故人が好きだったものを選ぶ場合も、賞味期限や保存方法を確認します。生ものや冷蔵品を持参したいときは、事前に施主へ相談し、保管場所を確保できるか確認しましょう。
香典・供物辞退の案内を優先する
案内状や連絡で香典・供物を辞退すると伝えられている場合は、無理に持参しません。「手ぶらでは失礼」と考えて別の品を用意すると、かえって遺族へ返礼の負担をかけることがあります。
香典だけを辞退しているのか、供物や供花も含めて辞退しているのか分からない場合は、施主へ確認してください。
お供えはまず施主へ渡す
訪問時に持参したお供えは、仏壇や祭壇へ自分で置かず、まず施主へ渡します。飾る場所や供える順番は家庭によって異なるためです。
渡す際は「御仏前にお供えください」などと短く伝えます。包装を外すかどうか、いつ供えるかは施主の判断に任せましょう。
お返しは地域や家庭の慣習に合わせる
初盆のお返しは、当日に引き物として渡す場合と、受け取った香典やお供えに応じて後日送る場合があります。どちらが正しいと一律に決めず、地域や親族の慣習、法要の規模に合わせます。

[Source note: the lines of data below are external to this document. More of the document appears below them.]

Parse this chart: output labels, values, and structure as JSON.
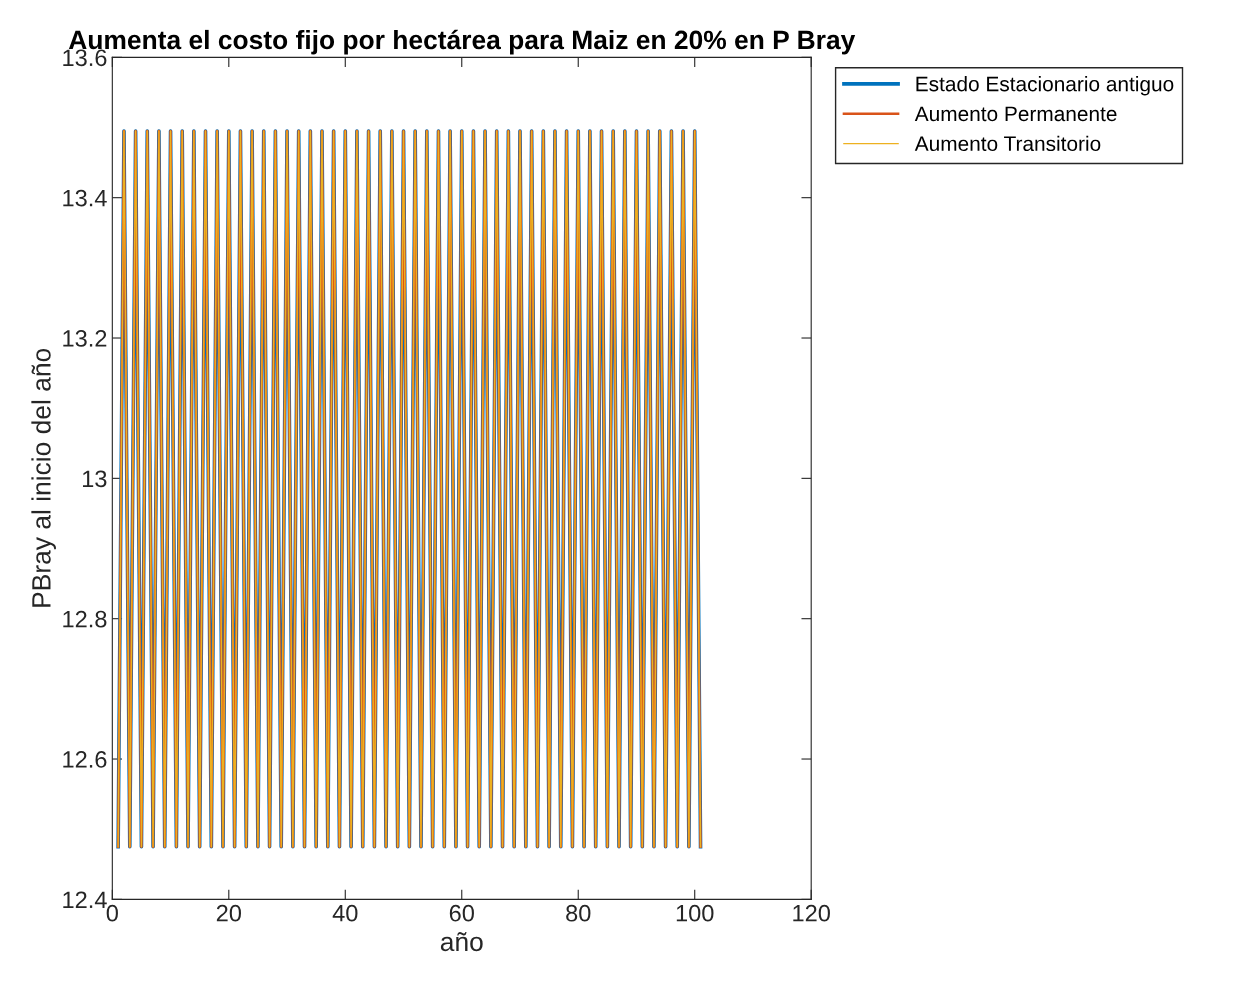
{
  "chart_data": {
    "type": "line",
    "title": "Aumenta el costo fijo por hectárea para Maiz en 20% en P Bray",
    "xlabel": "año",
    "ylabel": "PBray al inicio del año",
    "x": [
      1,
      2,
      3,
      4,
      5,
      6,
      7,
      8,
      9,
      10,
      11,
      12,
      13,
      14,
      15,
      16,
      17,
      18,
      19,
      20,
      21,
      22,
      23,
      24,
      25,
      26,
      27,
      28,
      29,
      30,
      31,
      32,
      33,
      34,
      35,
      36,
      37,
      38,
      39,
      40,
      41,
      42,
      43,
      44,
      45,
      46,
      47,
      48,
      49,
      50,
      51,
      52,
      53,
      54,
      55,
      56,
      57,
      58,
      59,
      60,
      61,
      62,
      63,
      64,
      65,
      66,
      67,
      68,
      69,
      70,
      71,
      72,
      73,
      74,
      75,
      76,
      77,
      78,
      79,
      80,
      81,
      82,
      83,
      84,
      85,
      86,
      87,
      88,
      89,
      90,
      91,
      92,
      93,
      94,
      95,
      96,
      97,
      98,
      99,
      100,
      101
    ],
    "series": [
      {
        "name": "Estado Estacionario antiguo",
        "color": "#0072bd",
        "values": [
          12.475,
          13.495,
          12.475,
          13.495,
          12.475,
          13.495,
          12.475,
          13.495,
          12.475,
          13.495,
          12.475,
          13.495,
          12.475,
          13.495,
          12.475,
          13.495,
          12.475,
          13.495,
          12.475,
          13.495,
          12.475,
          13.495,
          12.475,
          13.495,
          12.475,
          13.495,
          12.475,
          13.495,
          12.475,
          13.495,
          12.475,
          13.495,
          12.475,
          13.495,
          12.475,
          13.495,
          12.475,
          13.495,
          12.475,
          13.495,
          12.475,
          13.495,
          12.475,
          13.495,
          12.475,
          13.495,
          12.475,
          13.495,
          12.475,
          13.495,
          12.475,
          13.495,
          12.475,
          13.495,
          12.475,
          13.495,
          12.475,
          13.495,
          12.475,
          13.495,
          12.475,
          13.495,
          12.475,
          13.495,
          12.475,
          13.495,
          12.475,
          13.495,
          12.475,
          13.495,
          12.475,
          13.495,
          12.475,
          13.495,
          12.475,
          13.495,
          12.475,
          13.495,
          12.475,
          13.495,
          12.475,
          13.495,
          12.475,
          13.495,
          12.475,
          13.495,
          12.475,
          13.495,
          12.475,
          13.495,
          12.475,
          13.495,
          12.475,
          13.495,
          12.475,
          13.495,
          12.475,
          13.495,
          12.475,
          13.495,
          12.475
        ]
      },
      {
        "name": "Aumento Permanente",
        "color": "#d95319",
        "values": [
          12.475,
          13.495,
          12.475,
          13.495,
          12.475,
          13.495,
          12.475,
          13.495,
          12.475,
          13.495,
          12.475,
          13.495,
          12.475,
          13.495,
          12.475,
          13.495,
          12.475,
          13.495,
          12.475,
          13.495,
          12.475,
          13.495,
          12.475,
          13.495,
          12.475,
          13.495,
          12.475,
          13.495,
          12.475,
          13.495,
          12.475,
          13.495,
          12.475,
          13.495,
          12.475,
          13.495,
          12.475,
          13.495,
          12.475,
          13.495,
          12.475,
          13.495,
          12.475,
          13.495,
          12.475,
          13.495,
          12.475,
          13.495,
          12.475,
          13.495,
          12.475,
          13.495,
          12.475,
          13.495,
          12.475,
          13.495,
          12.475,
          13.495,
          12.475,
          13.495,
          12.475,
          13.495,
          12.475,
          13.495,
          12.475,
          13.495,
          12.475,
          13.495,
          12.475,
          13.495,
          12.475,
          13.495,
          12.475,
          13.495,
          12.475,
          13.495,
          12.475,
          13.495,
          12.475,
          13.495,
          12.475,
          13.495,
          12.475,
          13.495,
          12.475,
          13.495,
          12.475,
          13.495,
          12.475,
          13.495,
          12.475,
          13.495,
          12.475,
          13.495,
          12.475,
          13.495,
          12.475,
          13.495,
          12.475,
          13.495,
          12.475
        ]
      },
      {
        "name": "Aumento Transitorio",
        "color": "#edb120",
        "values": [
          12.475,
          13.495,
          12.475,
          13.495,
          12.475,
          13.495,
          12.475,
          13.495,
          12.475,
          13.495,
          12.475,
          13.495,
          12.475,
          13.495,
          12.475,
          13.495,
          12.475,
          13.495,
          12.475,
          13.495,
          12.475,
          13.495,
          12.475,
          13.495,
          12.475,
          13.495,
          12.475,
          13.495,
          12.475,
          13.495,
          12.475,
          13.495,
          12.475,
          13.495,
          12.475,
          13.495,
          12.475,
          13.495,
          12.475,
          13.495,
          12.475,
          13.495,
          12.475,
          13.495,
          12.475,
          13.495,
          12.475,
          13.495,
          12.475,
          13.495,
          12.475,
          13.495,
          12.475,
          13.495,
          12.475,
          13.495,
          12.475,
          13.495,
          12.475,
          13.495,
          12.475,
          13.495,
          12.475,
          13.495,
          12.475,
          13.495,
          12.475,
          13.495,
          12.475,
          13.495,
          12.475,
          13.495,
          12.475,
          13.495,
          12.475,
          13.495,
          12.475,
          13.495,
          12.475,
          13.495,
          12.475,
          13.495,
          12.475,
          13.495,
          12.475,
          13.495,
          12.475,
          13.495,
          12.475,
          13.495,
          12.475,
          13.495,
          12.475,
          13.495,
          12.475,
          13.495,
          12.475,
          13.495,
          12.475,
          13.495,
          12.475
        ]
      }
    ],
    "xlim": [
      0,
      120
    ],
    "xticks": [
      0,
      20,
      40,
      60,
      80,
      100,
      120
    ],
    "ylim": [
      12.4,
      13.6
    ],
    "yticks": [
      12.4,
      12.6,
      12.8,
      13,
      13.2,
      13.4,
      13.6
    ],
    "grid": false,
    "legend": "right",
    "marker": "none",
    "line_style": "solid"
  }
}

施主側は、香典やお供えを誰から受け取ったか記録しておくと、返礼漏れを防げます。分からない場合は、葬儀社、仏具店、近しい親族などへ地域の慣習を確認しましょう。
迷ったときは菩提寺と家族に確認する

初盆を迎える前に行いたいのは、地域のお盆と四十九日を確認し、寺院と親族へ早めに連絡し、火やお供えを安全に管理できる方法を決めることです。
準備やマナーに迷ったときは、一般的なタブーの一覧をそのまま当てはめず、自分の宗派・地域・家庭に合う方法を確認します。
確認先は、次の順に考えると整理しやすくなります。
- 法要や読経を依頼する菩提寺・寺院
- 初盆を取り仕切る施主と同居家族
- 家庭の慣習を知る近しい親族
- 地域事情に詳しい葬儀社や仏具店
盆提灯や精霊棚が必要か、日程を調整できるか、家族だけで行ってよいかは、家庭ごとに答えが異なります。
形式を一律に守ることより、早めに確認し、安全と相手への配慮を優先することが、初盆を落ち着いて迎えるための基本です。